L'armée américaine affirme qu'un avion de combat chinois s'est approché à moins de 3 mètres d'un bombardier B-52 au-dessus de la mer de Chine méridionale

Jean Delaunay

L’armée américaine affirme qu’un avion de combat chinois s’est approché à moins de 3 mètres d’un bombardier B-52 au-dessus de la mer de Chine méridionale

Un avion de combat chinois s’est approché à moins de 3 mètres d’un bombardier américain B-52 survolant la mer de Chine méridionale, provoquant presque un accident, a déclaré l’armée américaine, soulignant le risque d’un accident alors que les deux pays se disputent l’influence dans la région.

Lors de l’interception nocturne, le chasseur bimoteur Shenyang J-11 s’est rapproché de l’avion de l’US Air Force à une « vitesse excessive incontrôlée, volant en dessous, devant et à moins de 10 pieds du B-52, mettant les deux avions en danger ». d’une collision », a déclaré le commandement américain pour l’Indo-Pacifique dans un communiqué publié jeudi soir.

« Nous craignons que ce pilote n’ait pas réalisé à quel point il était sur le point de provoquer une collision », a déclaré l’armée.

Le ministère chinois des Affaires étrangères n’a pas immédiatement répondu à une demande de commentaires, mais lors d’un incident similaire en mai, le gouvernement chinois a rejeté les plaintes américaines et a exigé que Washington mette fin à de tels vols au-dessus de la mer de Chine méridionale.

La Chine s’est montrée de plus en plus affirmée en faisant valoir ses revendications sur la majeure partie de la mer de Chine méridionale en tant qu’eaux territoriales, une position rejetée par les États-Unis et d’autres pays qui utilisent la vaste étendue de l’océan pour le transport maritime.

Les revendications de la Chine ont conduit à des conflits territoriaux de longue date avec d’autres pays dans la mer de Chine méridionale, l’une des routes commerciales les plus fréquentées au monde. Un navire des garde-côtes chinois et un navire qui l’accompagnait ont éperonné la semaine dernière un navire des garde-côtes philippins et un bateau de ravitaillement militaire au large d’un haut-fond contesté dans la voie navigable.
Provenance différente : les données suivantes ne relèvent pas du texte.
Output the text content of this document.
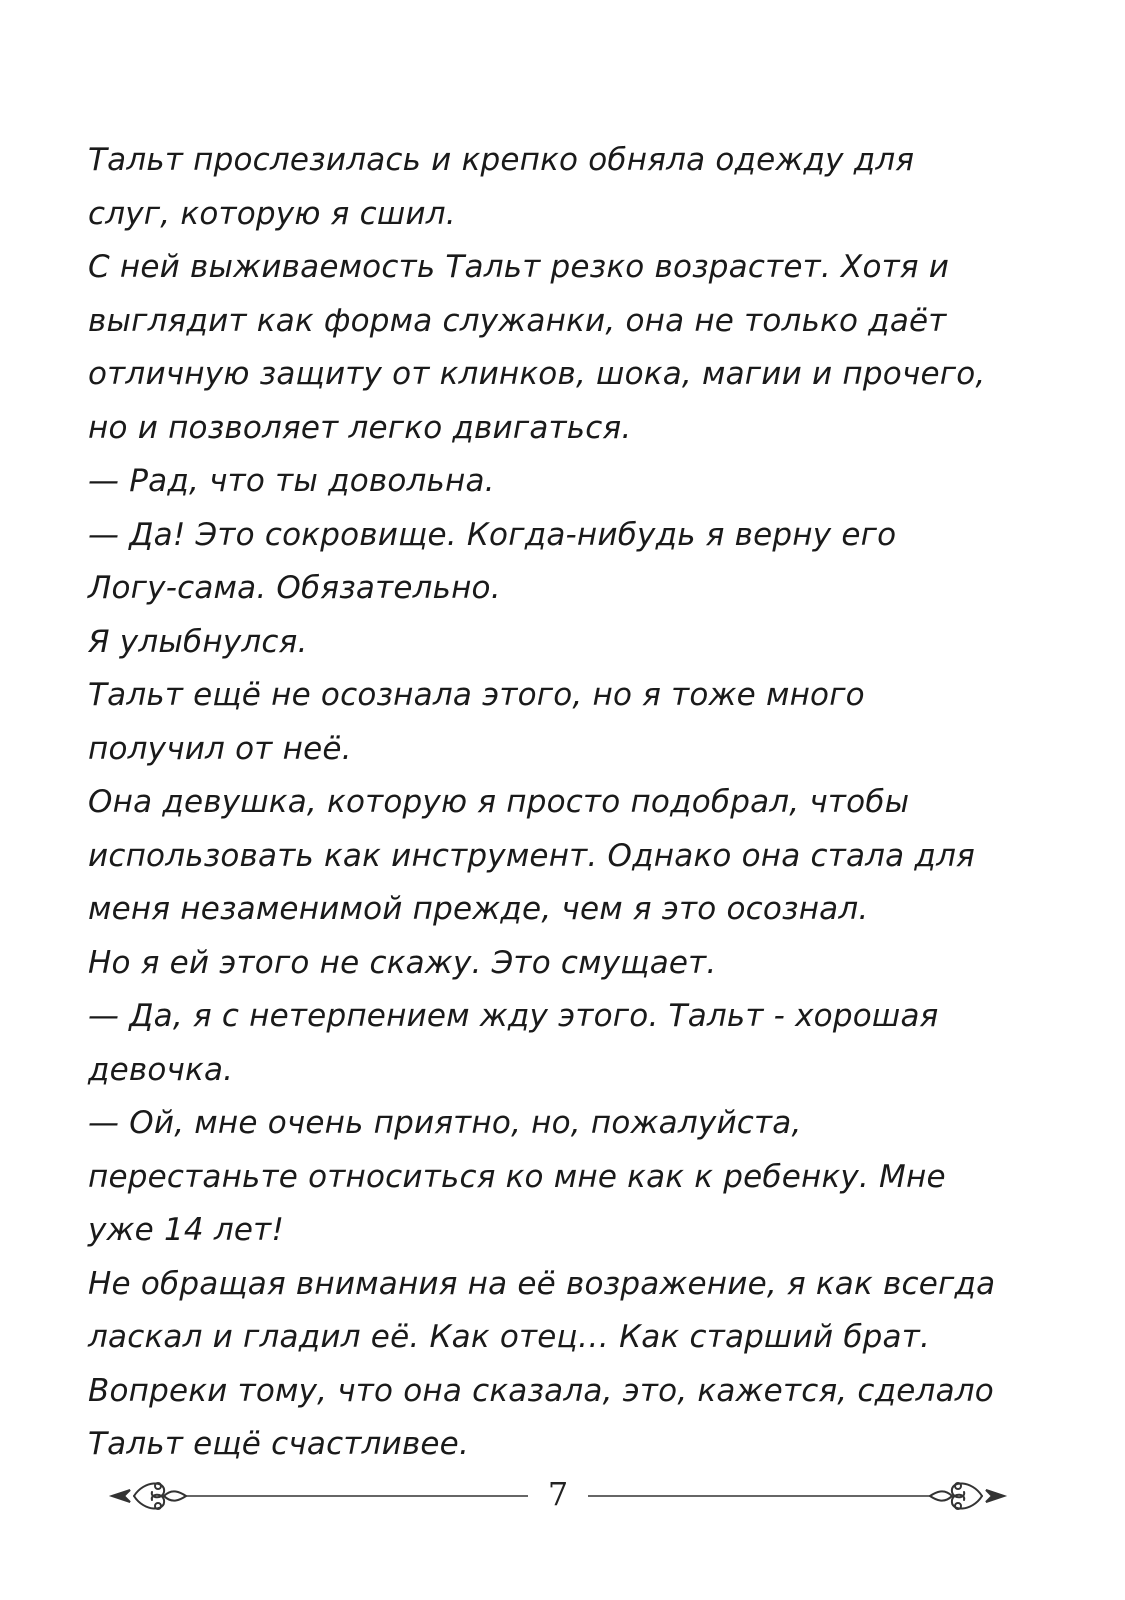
Тальт прослезилась и крепко обняла одежду для
слуг, которую я сшил.
С ней выживаемость Тальт резко возрастет. Хотя и
выглядит как форма служанки, она не только даёт
отличную защиту от клинков, шока, магии и прочего,
но и позволяет легко двигаться.
— Рад, что ты довольна.
— Да! Это сокровище. Когда-нибудь я верну его
Логу-сама. Обязательно.
Я улыбнулся.
Тальт ещё не осознала этого, но я тоже много
получил от неё.
Она девушка, которую я просто подобрал, чтобы
использовать как инструмент. Однако она стала для
меня незаменимой прежде, чем я это осознал.
Но я ей этого не скажу. Это смущает.
— Да, я с нетерпением жду этого. Тальт - хорошая
девочка.
— Ой, мне очень приятно, но, пожалуйста,
перестаньте относиться ко мне как к ребенку. Мне
уже 14 лет!
Не обращая внимания на её возражение, я как всегда
ласкал и гладил её. Как отец… Как старший брат.
Вопреки тому, что она сказала, это, кажется, сделало
Тальт ещё счастливее.
7
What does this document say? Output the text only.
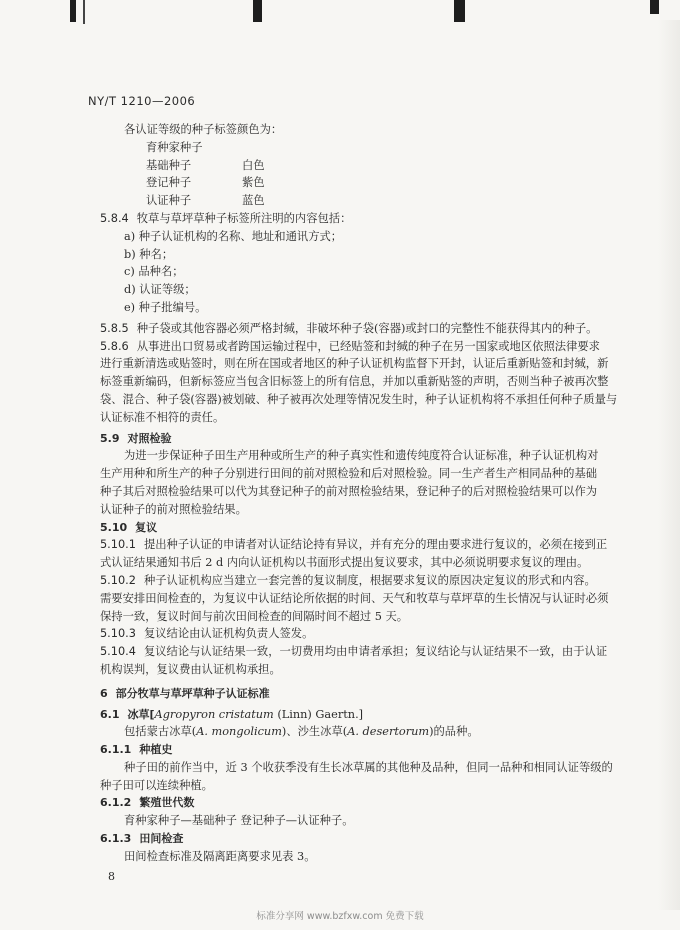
NY/T 1210—2006
各认证等级的种子标签颜色为：
育种家种子
基础种子	白色
登记种子	紫色
认证种子	蓝色
5.8.4 牧草与草坪草种子标签所注明的内容包括：
a) 种子认证机构的名称、地址和通讯方式；
b) 种名；
c) 品种名；
d) 认证等级；
e) 种子批编号。
5.8.5 种子袋或其他容器必须严格封缄，非破坏种子袋(容器)或封口的完整性不能获得其内的种子。
5.8.6 从事进出口贸易或者跨国运输过程中，已经贴签和封缄的种子在另一国家或地区依照法律要求
进行重新清选或贴签时，则在所在国或者地区的种子认证机构监督下开封，认证后重新贴签和封缄，新
标签重新编码，但新标签应当包含旧标签上的所有信息，并加以重新贴签的声明，否则当种子被再次整
袋、混合、种子袋(容器)被划破、种子被再次处理等情况发生时，种子认证机构将不承担任何种子质量与
认证标准不相符的责任。
5.9 对照检验
为进一步保证种子田生产用种或所生产的种子真实性和遗传纯度符合认证标准，种子认证机构对
生产用种和所生产的种子分别进行田间的前对照检验和后对照检验。同一生产者生产相同品种的基础
种子其后对照检验结果可以代为其登记种子的前对照检验结果，登记种子的后对照检验结果可以作为
认证种子的前对照检验结果。
5.10 复议
5.10.1 提出种子认证的申请者对认证结论持有异议，并有充分的理由要求进行复议的，必须在接到正
式认证结果通知书后 2 d 内向认证机构以书面形式提出复议要求，其中必须说明要求复议的理由。
5.10.2 种子认证机构应当建立一套完善的复议制度，根据要求复议的原因决定复议的形式和内容。
需要安排田间检查的，为复议中认证结论所依据的时间、天气和牧草与草坪草的生长情况与认证时必须
保持一致，复议时间与前次田间检查的间隔时间不超过 5 天。
5.10.3 复议结论由认证机构负责人签发。
5.10.4 复议结论与认证结果一致，一切费用均由申请者承担；复议结论与认证结果不一致，由于认证
机构误判，复议费由认证机构承担。
6 部分牧草与草坪草种子认证标准
6.1 冰草[Agropyron cristatum (Linn) Gaertn.]
包括蒙古冰草(A. mongolicum)、沙生冰草(A. desertorum)的品种。
6.1.1 种植史
种子田的前作当中，近 3 个收获季没有生长冰草属的其他种及品种，但同一品种和相同认证等级的
种子田可以连续种植。
6.1.2 繁殖世代数
育种家种子—基础种子 登记种子—认证种子。
6.1.3 田间检查
田间检查标准及隔离距离要求见表 3。
8
标准分享网 www.bzfxw.com 免费下载
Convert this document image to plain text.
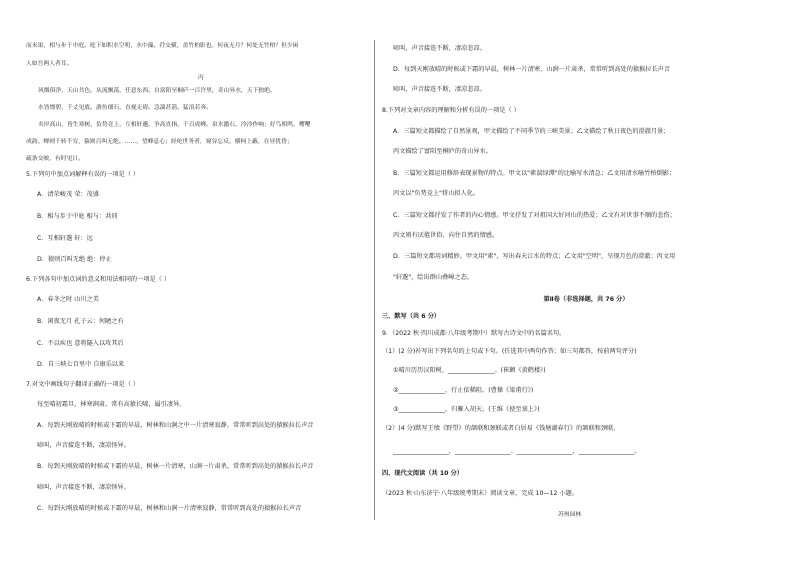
而未果，相与步于中庭。庭下如积水空明，水中藻、荇交横，盖竹柏影也。何夜无月？何处无竹柏？但少闲
人如吾两人者耳。
丙
风烟俱净，天山共色。从流飘荡，任意东西。自富阳至桐庐一百许里，奇山异水，天下独绝。
水皆缥碧，千丈见底。游鱼细石，直视无碍。急湍甚箭，猛浪若奔。
夹岸高山，皆生寒树，负势竞上，互相轩邈，争高直指，千百成峰。泉水激石，泠泠作响；好鸟相鸣，嘤嘤
成韵。蝉则千转不穷，猿则百叫无绝。……，望峰息心；经纶世务者，窥谷忘反。横柯上蔽，在昼犹昏；
疏条交映，有时见日。
5.下列句中加点词解释有误的一项是（ ）
A．清荣峻茂 荣：茂盛
B．相与步于中庭 相与：共同
C．互相轩邈 轩：远
D．猿则百叫无绝 绝：停止
6.下列各句中加点词的意义和用法相同的一项是（ ）
A．春冬之时 山川之美
B．闲夜无月 孔子云：何陋之有
C．不以疾也 意将隧入以攻其后
D．自三峡七百里中 自康乐以来
7.对文中画线句子翻译正确的一项是（ ）
每至晴初霜旦，林寒涧肃，常有高猿长啸，属引凄异。
A．每到天刚放晴的时候或下霜的早晨，树林和山涧之中一片清寒寂静，常常听到高处的猿猴拉长声音
啼叫，声音接连不断，凄凉怪异。
B．每到天刚放晴的时候或下霜的早晨，树林一片清寒，山涧一片肃杀，常常听到高处的猿猴拉长声音
啼叫，声音接连不断，凄凉怪异。
C．每到天刚放晴的时候或下霜的早晨，树林和山涧一片清寒寂静，常常听到高处的猿猴拉长声音
啼叫，声音接连不断，凄凉悲凉。
D．每到天刚放晴的时候或下霜的早晨，树林一片清寒，山涧一片肃杀，常常听到高处的猿猴拉长声音
啼叫，声音接连不断，凄凉悲凉。
8.下列对文章内容的理解和分析有误的一项是（ ）
A．三篇短文都描绘了自然景观，甲文描绘了不同季节的三峡美景；乙文描绘了秋日夜色的澄澈月景；
丙文描绘了富阳至桐庐的奇山异水。
B．三篇短文都运用修辞表现景物的特点。甲文以"素湍绿潭"的比喻写水清急；乙文用清水喻竹柏倒影；
丙文以"负势竞上"将山拟人化。
C．三篇短文都抒发了作者的内心情感。甲文抒发了对祖国大好河山的热爱；乙文有对世事不顺的悲伤；
丙文则有厌倦世俗、向往自然的情感。
D．三篇短文都用词精妙。甲文用"素"，写出春天江水的特点；乙文用"空明"，呈现月色的澄澈；丙文用
"轩邈"，绘出群山叠嶂之态。
第Ⅱ卷（非选择题，共 76 分）
三、默写（共 6 分）
9．（2022 秋·四川成都·八年级考期中）默写古诗文中的名篇名句。
（1）(2 分)补写出下列名句的上句或下句。(任选其中两句作答；如三句都答，按前两句评分)
①晴川历历汉阳树，_______________。(崔颢《黄鹤楼》)
②_______________，行止依稀阻。(曹操《梁甫行》)
③_______________，归雁入胡天。(王维《使至塞上》)
（2）(4 分)默写王绩《野望》的颔联和颈联或者白居易《钱塘湖春行》的颔联和颈联。
__________________，__________________。__________________，__________________。
四、现代文阅读（共 10 分）
（2023 秋·山东济宁·八年级统考期末）阅读文章，完成 10—12 小题。
苏州园林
À la suite de cet incident, le président Joe Biden a renouvelé son avertissement selon lequel les États-Unis seraient obligés de défendre les Philippines, leur plus ancien allié en Asie, si les forces, avions ou navires philippins étaient attaqués par les armes. Mercredi à la Maison Blanche, il s’est exprimé lors d’une conférence de presse avec le Premier ministre australien Anthony Albanese.

La Chine a réagi en affirmant que les États-Unis n’avaient pas le droit de s’immiscer dans les différends entre Pékin et Manille.

« L’engagement militaire américain envers les Philippines ne doit pas porter atteinte à la souveraineté ni aux droits et intérêts maritimes de la Chine en mer de Chine méridionale, ni soutenir les revendications illégales des Philippines », a déclaré jeudi le porte-parole du ministère chinois des Affaires étrangères, Mao Ning, lors d’une conférence de presse à Pékin. .

Les États-Unis et leurs alliés mènent régulièrement des manœuvres maritimes en mer de Chine méridionale et survolent régulièrement la zone par des avions pour souligner que les eaux et l’espace aérien sont internationaux.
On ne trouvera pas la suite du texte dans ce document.